Which brought me to another affliction affecting the supposedly sane and educated. Downward Envy. Spruiked by a few of the world’s more courageous politicians, this describes an inane notion that people who have got more than they could ever possibly use get jealous of those who’ve got nothing. Worked into a slather of indignation by the shock-jocks on the wireless or ‘current affair’ television on how dare some poor homeless bastard be provided tax-payer funded education or program to hopefully lift him out of poverty and just maybe help him become a productive tax-payer like the rest of us.
But the most telling evidence of a world gone mad is the GFC (no Ethel, that’s not Georgian Fried Chicken – it stands for the Global Financial Crisis). Here’s the thing… this meltdown of financial markets occurred fundamentally because neo-conservatives convinced a naive world that if you just left business alone it would not only self-regulate, it would also be upright and moral, without any dead hand of Government oversight and regulation getting in the way. Now I don’t know about you, but I know you should never get between a banker and a bucket of money – so how could we so gullibly believe that these financial dealmakers unleashed (and some may say un-hinged) would care tuppance-halfpenny about the social consequences of the financial ‘instruments’ they were fashioning. And so we all got sucked into the ‘greed is good’ vortex. Hell, our primary asset – the family home – had just doubled in value so we were all feeling like millionaires. So, let’s borrow against the humpy and put the money in some kind of hedge fund or derivative and we’ll double our money again. It was almost too easy!
Of course no one understood any of it – particularly the financial advisors who were especially clueless. So it was no wonder that when the castles at the big end of town started falling, our smaller castles made of sand were simply washed into the sea. And now instead of dusting ourselves off and giving ourselves a good talking to, the creeping tentacles of downward envy are starting to permeate our souls as a way of dealing with our own sense of worthlessness. It’s time to give in to our better angels. Fortunately with the election of people such as Barack Obama, we may just do that.

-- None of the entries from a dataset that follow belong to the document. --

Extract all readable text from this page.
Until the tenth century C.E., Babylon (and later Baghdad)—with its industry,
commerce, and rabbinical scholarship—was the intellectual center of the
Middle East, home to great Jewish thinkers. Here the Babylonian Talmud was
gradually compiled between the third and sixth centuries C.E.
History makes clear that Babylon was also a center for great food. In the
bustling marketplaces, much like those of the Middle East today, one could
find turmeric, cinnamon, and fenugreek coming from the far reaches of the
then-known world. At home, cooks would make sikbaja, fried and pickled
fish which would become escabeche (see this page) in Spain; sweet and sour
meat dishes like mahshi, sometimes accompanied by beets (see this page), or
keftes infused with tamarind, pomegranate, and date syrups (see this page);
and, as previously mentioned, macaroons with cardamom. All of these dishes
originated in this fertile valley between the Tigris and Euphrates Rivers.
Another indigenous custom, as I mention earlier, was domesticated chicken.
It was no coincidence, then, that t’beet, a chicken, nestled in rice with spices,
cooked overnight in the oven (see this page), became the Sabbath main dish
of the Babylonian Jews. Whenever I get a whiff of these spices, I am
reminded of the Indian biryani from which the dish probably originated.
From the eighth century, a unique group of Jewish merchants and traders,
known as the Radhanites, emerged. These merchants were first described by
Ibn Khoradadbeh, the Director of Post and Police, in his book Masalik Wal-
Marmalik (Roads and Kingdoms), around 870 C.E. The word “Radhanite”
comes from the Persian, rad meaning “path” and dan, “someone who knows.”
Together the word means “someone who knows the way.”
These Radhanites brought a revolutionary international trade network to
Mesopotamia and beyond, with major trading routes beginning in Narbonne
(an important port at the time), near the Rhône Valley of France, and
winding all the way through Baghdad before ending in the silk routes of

Although it looks like the old guard, prepared to wage an un-holy battle to preserve their ascendancy in spite of their reputations, are now being resigned to the dust bowl of history. It is up to those of us who truly believe in a future for our grandchildren to maintain our rage. Investment in new carbon neutral and energy efficient technologies… tick. A little commonsense and oversight regarding the money markets… tick. Thinking global but acting local… tick. Accepting that big does not necessarily mean better… tick. Investing in sustainable infrastructure for the 21st century… tick. Smelling the roses and celebrating the simple things in life… tick.
It’s not hard.
On reflection, all the ailments currently befalling us are almost a natural correction – kind of like what Mount Vesuvius did to Pompeii but without the lava. As for swine flu – to date this virus has killed about 40 people. Compare that to almost one million who die from ordinary flu each year. The conspiracy theorists are having a field day on this one.
But back to our piggy friends. Not only have they now got an evil illness in their name, 300,000 of the poor blighters – in spite of clear scientific evidence that you can’t get swine flu from eating pork – were put to the knife in a mass slaughter recently in Egypt (In an ironic twist, a herd of pigs in Canada in recent days actually contracted Swine Flu from their farmer who recently returned from Mexico!).
Scams, fear mongering, mass panic, blind faith and stupidity? Ahh, it’s all good.